Vogelgrippe-Forschung kommt voran
Glaxosmithkline lässt sich durch Generika nicht bremsen

Der britische Pharmakonzern Glaxosmithkline hat nach einem Gewinn- und Umsatzanstieg im zweiten Quartal die Prognose für das Gesamtjahr angehoben. Zwar sind die Umsätze in Europa wegen der Konkurrenz durch günstigere Generika gesunken, das Unternehmen konnte diese Einsußen aber in anderen Bereichen wettmachen. Gleichzeitig kommt die Forschung bei Medikamenten gegen die Vogelgrippe voran.
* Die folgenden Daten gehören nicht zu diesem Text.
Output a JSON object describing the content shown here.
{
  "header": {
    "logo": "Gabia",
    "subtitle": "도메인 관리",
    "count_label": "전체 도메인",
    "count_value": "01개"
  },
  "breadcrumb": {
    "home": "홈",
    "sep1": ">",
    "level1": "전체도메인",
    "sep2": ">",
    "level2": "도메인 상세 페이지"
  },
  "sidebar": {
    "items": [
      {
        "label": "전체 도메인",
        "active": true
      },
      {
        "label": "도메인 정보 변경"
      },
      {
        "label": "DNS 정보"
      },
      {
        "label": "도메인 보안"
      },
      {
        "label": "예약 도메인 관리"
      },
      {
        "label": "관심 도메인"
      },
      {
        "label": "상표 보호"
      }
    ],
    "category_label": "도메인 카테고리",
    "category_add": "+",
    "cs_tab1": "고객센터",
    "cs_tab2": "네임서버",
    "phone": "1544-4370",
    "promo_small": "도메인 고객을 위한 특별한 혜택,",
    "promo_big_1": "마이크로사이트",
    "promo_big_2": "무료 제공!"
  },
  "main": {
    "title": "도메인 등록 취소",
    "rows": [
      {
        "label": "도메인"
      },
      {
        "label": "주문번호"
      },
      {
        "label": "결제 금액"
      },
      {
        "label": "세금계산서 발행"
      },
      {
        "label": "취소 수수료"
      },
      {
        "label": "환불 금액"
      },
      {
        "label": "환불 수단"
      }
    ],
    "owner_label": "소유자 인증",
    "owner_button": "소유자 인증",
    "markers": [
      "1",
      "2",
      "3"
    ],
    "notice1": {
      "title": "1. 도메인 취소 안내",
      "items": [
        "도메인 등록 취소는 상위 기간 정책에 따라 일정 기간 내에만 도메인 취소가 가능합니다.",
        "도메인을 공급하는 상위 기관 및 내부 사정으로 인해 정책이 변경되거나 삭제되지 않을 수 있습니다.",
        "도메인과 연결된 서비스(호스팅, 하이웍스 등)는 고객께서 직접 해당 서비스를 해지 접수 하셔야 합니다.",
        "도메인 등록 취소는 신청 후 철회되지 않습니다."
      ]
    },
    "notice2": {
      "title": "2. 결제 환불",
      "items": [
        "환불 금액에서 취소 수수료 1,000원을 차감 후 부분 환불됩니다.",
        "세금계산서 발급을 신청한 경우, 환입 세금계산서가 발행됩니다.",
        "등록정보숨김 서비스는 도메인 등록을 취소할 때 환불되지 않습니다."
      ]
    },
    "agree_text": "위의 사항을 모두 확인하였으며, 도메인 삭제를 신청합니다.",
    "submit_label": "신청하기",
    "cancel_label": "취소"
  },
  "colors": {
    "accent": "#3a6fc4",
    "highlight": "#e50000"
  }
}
HB LONDON. Für 2006 peilt Konzernchef Jean-Pierre Garnier nun ein Plus beim Ergebnis pro Aktie (EPS) von rund zwölf Prozent an, teilte GlaxoSmithKline am Mittwoch in London mit. Bisher wurde ein Plus von rund zehn Prozent bei konstanten Währungen erwartet.

Im zweiten Quartal steigerte GSK den Gewinn auf 23,3 Pence (vor Wechselkurseffekten) und traf damit fast die Analystenschätzungen in Höhe von 23,6 Pence. Der Umsatz stieg um neun Prozent auf 5,811 Mrd. Pfund. Analysten hatten im Schnitt mit einem Anstieg auf 5,672 Mrd. Pfund gerechnet. Das Vorsteuerergebnis verbesserte sich um 15 Prozent auf 1,897 Mrd. Pfund.

Der Pharmaumsatz stieg nach Aussage von GlaxoSmithKline um zehn Prozent auf fünf Mrd. Pfund, was vor allem auf eine starke Entwicklung in den USA zurückzuführen sei. Die Umsätze in Europa hätten dagegen unter der Konkurrenz billigerer Generika-Produkte (Nachahmermedikamente) gelitten.

Die Umsatzzuwächse beim Asthmamittel Seretide/Advair und bei Avandia zur Behandlung von Blutzucker sowie der Umsatzanstieg im Impfstoffgeschäft hätten die Schwäche ausgeglichen, teilte Glaxo mit.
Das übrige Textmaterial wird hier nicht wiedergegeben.